Thursday, March 3, 2011

Thinking about job sprawl

The Public Policy Institute of California has recently released a new policy paper entitled Driving Change: Reducing Vehicle Miles Traveled in California. The paper assesses the prospects for successful implementation of SB375, California's 2008 law that requires regions to achieve transportation-related greenhouse gas emissions reductions from land use planning measures.

A central argument of the paper is that SB375's emphasis on facilitating increases in residential density around transit as a means of reducing VMT may be misplaced. Instead, PPIC argues that it is job densities around transit stops that are most strongly associated with transit use, and hence reductions in VMT. One plausible reason for this relationship may be that it is "relatively easy for workers to drive or bike from home (where their cars or bikes are) to a transit stop or station, but not as easy to drive or bike from a transit station or stop to their workplace" at the destination end of the trip (p6).

If indeed this conclusion is valid (and PPIC cites three recent publications by prominent experts or research bodies supporting it), it has implications that go far beyond even those suggested here by PPIC. Within the planning world, the problem of sprawl has overwhelmingly been framed in terms of residential development patterns, while far less attention is devoted to the location of jobs. Numerous books and papers have examined the origins of residential sprawl in zoning policy, mortgage lending, cultural values and a host of other interlocking social forces. Many fewer have examined the forces driving the dispersion of jobs into suburban locations.

What might be gained by an increased focus on reversing job sprawl? Well, for one thing, it may be an easier task than reversing residential sprawl. Job location decisions are made by far fewer individuals than comprise regional housing markets, and those individuals are at least potentially easier to coordinate. Business leaders are often more civic-minded than many people assume, and there is a rising appreciation in the business world of the value-enhancing characteristics of dense urban professional networks.

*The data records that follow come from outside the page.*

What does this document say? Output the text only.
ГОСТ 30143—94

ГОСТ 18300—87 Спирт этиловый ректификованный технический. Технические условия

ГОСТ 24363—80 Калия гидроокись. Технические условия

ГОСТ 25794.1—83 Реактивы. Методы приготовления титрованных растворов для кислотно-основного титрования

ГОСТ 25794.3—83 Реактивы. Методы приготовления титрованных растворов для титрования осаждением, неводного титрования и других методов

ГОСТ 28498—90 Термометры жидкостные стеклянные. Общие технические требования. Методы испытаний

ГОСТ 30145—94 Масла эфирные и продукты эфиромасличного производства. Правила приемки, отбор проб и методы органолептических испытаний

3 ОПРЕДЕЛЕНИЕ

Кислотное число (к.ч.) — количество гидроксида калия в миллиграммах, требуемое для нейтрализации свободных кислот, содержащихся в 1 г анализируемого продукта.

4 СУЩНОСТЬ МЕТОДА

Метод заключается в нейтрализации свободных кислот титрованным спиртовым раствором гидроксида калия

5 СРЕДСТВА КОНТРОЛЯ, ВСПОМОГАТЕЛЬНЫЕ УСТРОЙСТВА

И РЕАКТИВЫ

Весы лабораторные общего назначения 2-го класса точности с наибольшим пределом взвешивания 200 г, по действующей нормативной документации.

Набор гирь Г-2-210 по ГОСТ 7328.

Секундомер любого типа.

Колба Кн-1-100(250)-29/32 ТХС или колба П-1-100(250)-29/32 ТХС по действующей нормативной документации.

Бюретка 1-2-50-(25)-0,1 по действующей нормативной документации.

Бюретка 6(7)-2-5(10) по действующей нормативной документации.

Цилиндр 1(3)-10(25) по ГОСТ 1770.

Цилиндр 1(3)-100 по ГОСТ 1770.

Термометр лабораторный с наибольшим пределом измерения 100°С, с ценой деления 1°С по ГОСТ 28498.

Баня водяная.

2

Re-densifying jobs may also ameliorate the more subjective argument that sprawl fosters social fragmentation and alienation. In older American cities, people used to work (and shop) downtown. Arguably, much of the sense of publicness people apparently experienced in those times derived from people's repeated journeys to work and retail through bustling and diverse city streets. Even in small towns and older suburbs, despite low-density housing, there was a physical center dominated by shopping and workplaces that nearly everyone in the community visited routinely, often multiple times per week. Indeed, one could argue that, with the exception of industrial-era immigrant neighborhoods, Americans have never lived at dramatically greater density than they do now -- but often did work and shop in very much more public settings than they do today.

Higher-density urban living is growing in popularity in America because the nation is changing demographically to include more single young professionals, childless couples, and two-career families that prosper best in large job markets. Planners should continue to seek ways to provide these people the housing products they need and want -- but also should give more serious and sustained thought to where they and their compatriots work each day, and how they travel there.